No matter how well the director captures the atmosphere of 17th century religious upheaval and moral hysteria, the real Hopkins – and the social context in which he operated – remain less well known. Qualifying his actions through religion, and aided by Stearne’s boiling Puritan blood, between 1645 and 1647 it is suspected that Hopkins was associated with as many as 200 executions - if not by his direct "examinations", then by his murderous, and seemingly omnipotent influence. It can be said that Stearne was the adrenalin of Hopkins, but not the greed. One of the most significant contributions to the legend was Ronald Bassett’s Witch-finder General, a 1966 novel which posed as source material for the film, where Hopkins is portrayed as a middle-aged Ipswich lawyer who reinvents himself as "a black-winged Attila, leaving behind him a trail of gibbet-hung corpses." But Hopkins was not so much the leader of the movement as an adjutant. It took a lot of people to hang a witch – witnesses, magistrates, clerks, executioners et al – so the witchfinder gave confidence to act. To call Hopkins a vindictive monster is to refuse to understand the hazardous potential of his followers; the same could be said about Hitler and Osama-bin-Laden. It was only after his death that people slowly began to see the error of their ways. The undertones of misery and guilt pushed the Hopkins persona into a legendary rather than historic mindset; children’s fairy tales would take on characters with tall buckled hats, knee-length boots and long knotted staffs, manifesting into an incubus. One could even suggest that the Child Catcher (Robert Helpmann) in CHITTY CHITTY BANG BANG has something of Hopkins about him.

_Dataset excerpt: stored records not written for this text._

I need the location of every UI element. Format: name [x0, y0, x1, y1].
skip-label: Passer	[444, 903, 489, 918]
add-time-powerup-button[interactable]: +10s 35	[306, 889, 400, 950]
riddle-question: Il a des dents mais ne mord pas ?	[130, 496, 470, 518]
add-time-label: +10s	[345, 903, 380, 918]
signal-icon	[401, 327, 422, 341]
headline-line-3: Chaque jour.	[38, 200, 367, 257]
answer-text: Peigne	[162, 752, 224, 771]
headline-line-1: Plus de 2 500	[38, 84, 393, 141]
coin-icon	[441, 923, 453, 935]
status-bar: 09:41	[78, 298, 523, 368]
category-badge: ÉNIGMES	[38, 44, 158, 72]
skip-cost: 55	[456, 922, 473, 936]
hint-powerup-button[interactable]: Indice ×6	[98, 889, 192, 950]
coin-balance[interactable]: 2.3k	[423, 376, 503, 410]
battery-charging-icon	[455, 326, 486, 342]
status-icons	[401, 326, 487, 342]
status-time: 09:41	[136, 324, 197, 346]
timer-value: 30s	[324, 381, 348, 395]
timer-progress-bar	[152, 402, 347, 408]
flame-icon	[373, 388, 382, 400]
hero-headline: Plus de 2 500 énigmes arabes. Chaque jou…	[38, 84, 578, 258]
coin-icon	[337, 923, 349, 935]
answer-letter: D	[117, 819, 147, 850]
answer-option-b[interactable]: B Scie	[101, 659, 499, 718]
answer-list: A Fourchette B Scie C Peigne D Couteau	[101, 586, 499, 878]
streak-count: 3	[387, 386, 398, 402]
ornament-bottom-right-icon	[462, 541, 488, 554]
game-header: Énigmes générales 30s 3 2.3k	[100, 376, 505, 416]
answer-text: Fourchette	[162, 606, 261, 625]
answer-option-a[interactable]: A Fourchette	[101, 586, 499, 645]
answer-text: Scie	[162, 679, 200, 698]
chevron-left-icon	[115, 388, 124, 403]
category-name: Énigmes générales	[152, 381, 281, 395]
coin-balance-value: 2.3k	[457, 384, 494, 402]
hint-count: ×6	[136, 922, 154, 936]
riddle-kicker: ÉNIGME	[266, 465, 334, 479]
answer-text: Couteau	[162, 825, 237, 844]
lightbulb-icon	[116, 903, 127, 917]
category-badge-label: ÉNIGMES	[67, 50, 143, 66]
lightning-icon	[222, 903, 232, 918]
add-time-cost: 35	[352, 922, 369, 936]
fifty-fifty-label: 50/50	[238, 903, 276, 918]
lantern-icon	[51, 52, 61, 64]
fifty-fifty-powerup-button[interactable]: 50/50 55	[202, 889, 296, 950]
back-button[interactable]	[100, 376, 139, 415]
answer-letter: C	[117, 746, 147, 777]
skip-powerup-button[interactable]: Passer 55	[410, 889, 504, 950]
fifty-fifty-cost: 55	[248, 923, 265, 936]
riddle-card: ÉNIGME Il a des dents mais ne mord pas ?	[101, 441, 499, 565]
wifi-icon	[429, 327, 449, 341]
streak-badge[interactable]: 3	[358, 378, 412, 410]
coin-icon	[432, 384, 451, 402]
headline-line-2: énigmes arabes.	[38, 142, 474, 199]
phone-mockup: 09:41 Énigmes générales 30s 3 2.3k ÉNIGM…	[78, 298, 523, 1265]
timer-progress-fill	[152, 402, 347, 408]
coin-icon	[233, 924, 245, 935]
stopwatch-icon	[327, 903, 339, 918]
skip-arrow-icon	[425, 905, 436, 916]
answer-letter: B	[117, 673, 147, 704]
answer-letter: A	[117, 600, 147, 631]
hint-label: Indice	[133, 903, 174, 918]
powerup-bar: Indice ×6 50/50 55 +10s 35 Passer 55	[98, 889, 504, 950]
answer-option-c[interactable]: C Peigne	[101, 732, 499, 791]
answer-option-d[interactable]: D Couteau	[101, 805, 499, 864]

In one of his most humourless roles, Vincent Price was never better as the screen Hopkins.

Price classically renders Hopkins here, romanticising the events around the character, but WITCHFINDER GENERAL is extremely accurate in its interpretation of the accusation, torture and forced confession. The General is unshakeably matter-of-fact as he hangs, drowns, burns and has needles pushed into his victims, his face and voice convey comparatively little, even the sexual subtext implied by his interest in Sara (Hilary Dwyer). Price’s performance is not so much restrained but stone cold, and it can be argued that Peter Cushing’s interpretation of the Hopkins character, as Gustav Weil in Hammer’s TWINS OF EVIL, is closer to the real-life person. Price, by 1968, was inseparable from carnival-host and Freudian-camp. Reeves, who had wanted the tyrant to be played by Donald Pleasence, felt that Price’s tongue-in-cheek approach to horror was wrong for the role. Exactly how Reeves achieved this radical shift in the actor’s tone is now legend. Clearly, he and his star did not get along, but the friction is attributed to various causes. One publicity photo taken on set shows the two antagonists together - Price in full costume clad in black, hunched over and solemn, and Reeves in a white polo-neck facing in the opposite direction - the impression is of two figures worlds apart.